Roland C. WAGNER
L'ATALANTE
704pp - 25,00 €
Critique parue en juillet 2011 dans Bifrost n° 63
Quand Roland C. Wagner décide de donner corps à ce qui est sans doute le plus ancien et le plus longuement mûri de ses projets, il n’y va pas avec le dos de la cuiller : fort de ses sept cents pages, Rêves de Gloire s’impose enfin sur les tables des librairies. La taille, pourtant, est bien la moins impressionnante des qualités de cette uchronie magistrale, la première à se pencher sur la guerre d’Algérie — et sur la France de ces cinquante dernières années.
De nos jours, à Alger, un collectionneur de disques découvre sur un site de vente aux enchères l’existence d’une pièce rare, l’unique 45 tours des improbables Glorieux Fellaghas. La quête de ce graal et les mystères qui l’entourent vont le pousser à s’intéresser de près aux évènements qui, de l’aube des années soixante à la fin des soixante-dix, ont régi les relations de la France, de l’Algérie et… de l’Algérois.
Quelques lignes en exergue du premier chapitre seront la seule concession à la manière uchronique « classique », celle, didactique, qui refait l’Histoire en la dévidant depuis un point de divergence unique. Car pour être symbolique, la fusillade qui coûte la vie au Général de Gaulle en octobre 1960 n’est ni le premier, ni le seul événement fondateur du roman. L’Algérie nouvelle qui se dessine au fil des pages doit ainsi tout autant à la mort du Général qu’à l’attentat raté contre Kennedy. Ou à la présence sur les plages de Biarritz, à l’été 64, d’un Timothy Leary aux poches pleines de fioles de Gloire. Ou encore à l’insurrection de Budapest en 56. Ou encore…
En multipliant les points de divergence, Wagner donne des bases solides à une réalité alternative particulièrement cohérente et réaliste, et plutôt que de la raconter, laisse la parole à ceux, innombrables, qui la font — et la vivent.

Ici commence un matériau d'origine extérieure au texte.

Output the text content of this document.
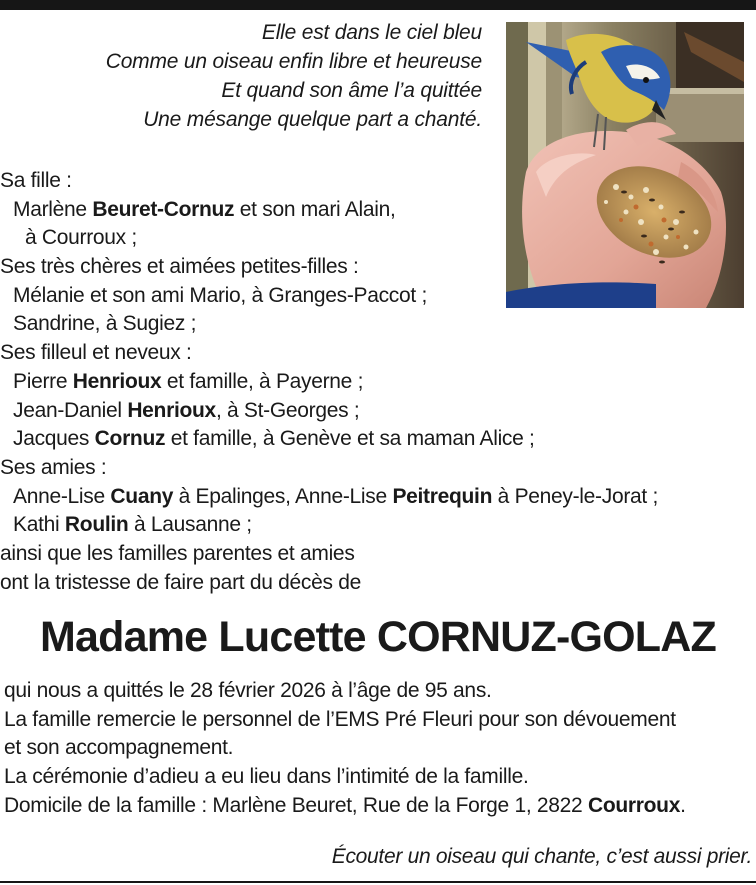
Elle est dans le ciel bleu
Comme un oiseau enfin libre et heureuse
Et quand son âme l’a quittée
Une mésange quelque part a chanté.
Sa fille :
Marlène Beuret-Cornuz et son mari Alain,
à Courroux ;
Ses très chères et aimées petites-filles :
Mélanie et son ami Mario, à Granges-Paccot ;
Sandrine, à Sugiez ;
Ses filleul et neveux :
Pierre Henrioux et famille, à Payerne ;
Jean-Daniel Henrioux, à St-Georges ;
Jacques Cornuz et famille, à Genève et sa maman Alice ;
Ses amies :
Anne-Lise Cuany à Epalinges, Anne-Lise Peitrequin à Peney-le-Jorat ;
Kathi Roulin à Lausanne ;
ainsi que les familles parentes et amies
ont la tristesse de faire part du décès de
Madame Lucette CORNUZ-GOLAZ
qui nous a quittés le 28 février 2026 à l’âge de 95 ans.
La famille remercie le personnel de l’EMS Pré Fleuri pour son dévouement
et son accompagnement.
La cérémonie d’adieu a eu lieu dans l’intimité de la famille.
Domicile de la famille : Marlène Beuret, Rue de la Forge 1, 2822 Courroux.
Écouter un oiseau qui chante, c’est aussi prier.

Autour de quelques personnages récurrents et de l’intrigue « contemporaine », une multitude d’anonymes émergent ainsi du tourbillon des évènements, prêtant leurs voix au chœur le temps d’un souvenir, pour donner vie et cohérence à ce rêve d’Histoire entre contre-culture et barbouzeries. Dans ce concert ininterrompu de voix entrelacées, l’auteur n’oublie jamais que la langue même se doit d’être uchronique ; et cette structure polyphonique parfaitement maîtrisée s’avère être le véhicule idéal pour plonger sans douter au cœur de l’Histoire en marche et des dynamiques sociales, offrant un point de vue privilégié sur le processus uchronique lui-même.
Jamais Roland C. Wagner n’avait aussi bien marié ses passions et ses convictions. Soigneu-sement réinventés, le rock « psychodélique », les expérimentations sociales et les explora-tions psychotropes des sixties sont les piliers d’un roman vivant, ensoleillé et jubilatoire, qui confronte sans idéalisme des valeurs qu’on voudrait universelles à un regard incisif sur les sociétés contemporaines.
Fruit d’un savant équilibre entre pragmatisme et utopie, entre musique et politique, Rêves de Gloire, enthousiasmant de bout en bout, pose avec passion et humanité un regard neuf, sans tabous, sur un passé toujours sensible, sur les chemins qui s’ouvrent à nous et sur les pièges qui nous guettent.
Et l’uchronie gagne là l’une de ses plus belles pièces.